Outro que não perde um Rolé é o fotógrafo Gabriel Sousa, 20 anos. Morador do Pirambu, ele conheceu o trabalho de Gandhi Guimarães por meio da internet, foi aluno dele na Rede Cuca, e hoje é reconhecido entre os pares como uma revelação da fotografia de rua.
O título se explica nas imagens, obtidas por meio de uma dinâmica própria de criação.
“Eu tenho toda a paciência de olhar, aprender e viver a foto. Então, no Rolé eu faço um mínimo de 15 imagens, muitas das vezes não fiz nem 10, isso só pelo tempo de viver a foto”, descreve.

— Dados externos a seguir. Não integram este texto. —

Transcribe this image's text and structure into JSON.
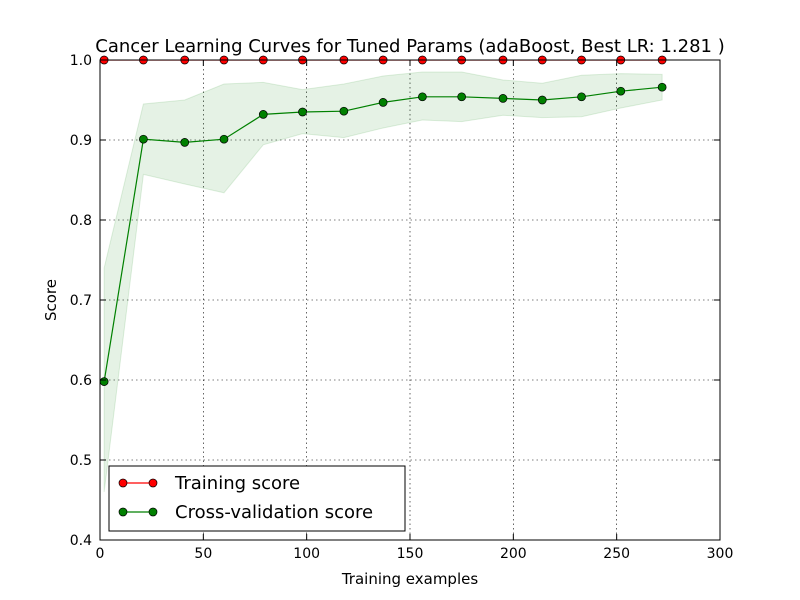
{
  "chart_data": {
    "type": "line",
    "title": "Cancer Learning Curves for Tuned Params (adaBoost, Best LR: 1.281 )",
    "xlabel": "Training examples",
    "ylabel": "Score",
    "xlim": [
      0,
      300
    ],
    "ylim": [
      0.4,
      1.0
    ],
    "xticks": [
      0,
      50,
      100,
      150,
      200,
      250,
      300
    ],
    "yticks": [
      0.4,
      0.5,
      0.6,
      0.7,
      0.8,
      0.9,
      1.0
    ],
    "xtick_labels": [
      "0",
      "50",
      "100",
      "150",
      "200",
      "250",
      "300"
    ],
    "ytick_labels": [
      "0.4",
      "0.5",
      "0.6",
      "0.7",
      "0.8",
      "0.9",
      "1.0"
    ],
    "grid": true,
    "legend_position": "lower-left",
    "x": [
      2,
      21,
      41,
      60,
      79,
      98,
      118,
      137,
      156,
      175,
      195,
      214,
      233,
      252,
      272
    ],
    "series": [
      {
        "name": "Training score",
        "color": "#ff0000",
        "values": [
          1.0,
          1.0,
          1.0,
          1.0,
          1.0,
          1.0,
          1.0,
          1.0,
          1.0,
          1.0,
          1.0,
          1.0,
          1.0,
          1.0,
          1.0
        ]
      },
      {
        "name": "Cross-validation score",
        "color": "#008000",
        "band_color": "#008000",
        "values": [
          0.598,
          0.901,
          0.897,
          0.901,
          0.932,
          0.935,
          0.936,
          0.947,
          0.954,
          0.954,
          0.952,
          0.95,
          0.954,
          0.961,
          0.966
        ],
        "lower": [
          0.46,
          0.857,
          0.845,
          0.834,
          0.894,
          0.908,
          0.903,
          0.915,
          0.925,
          0.923,
          0.931,
          0.928,
          0.929,
          0.94,
          0.95
        ],
        "upper": [
          0.74,
          0.945,
          0.95,
          0.97,
          0.972,
          0.963,
          0.97,
          0.98,
          0.985,
          0.985,
          0.975,
          0.971,
          0.981,
          0.983,
          0.982
        ]
      }
    ]
  }
}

Gabriel defende uma troca mútua nesses processos e entende a iniciativa de Gandhi Guimarães como um presente para a cidade. “Fortaleza só tem a ganhar em ser vista por vários fotógrafos e olhares diferentes”, identifica.
Rolés em 2022
Parte das fotografias feitas nos rolés pode ser conferida na página do Instagram (@rolefotografico.br) e, muito em breve, no site atualizado do projeto e em uma revista virtual em produção. Com recursos da Lei Aldir Blanc, Gandhi tem promovido rolés gratuitos, especificamente voltados para a juventude da periferia. A tendência para 2022 é fortalecer essa rede, além de oferecer cursos de fotografia documental e visitar outros territórios.
Quando a atividade é feita sem o recurso público, o idealizador abre as inscrições pelo Instagram e pede uma taxa que varia a partir de R$50, a depender da estrutura envolvida para o rolé. Em média, participam até 15 pessoas, cada uma com seu equipamento (que pode ser câmera, celular etc). O encontro é voltado para maiores de idade, mas, em casos específicos, é permitida a presença de menores de 18 anos acompanhados pelos pais e/ou responsáveis.
No fim das contas, como acredita Serginho do Poço da Draga, o Rolé propõe que as pessoas se vejam como iguais, a despeito da estigmatização social imposta sobre algumas geografias da capital. “A cidade tem uma conexão entre seus segmentos, de variadas localidades, que devem e podem sim interagir entre si”, convida.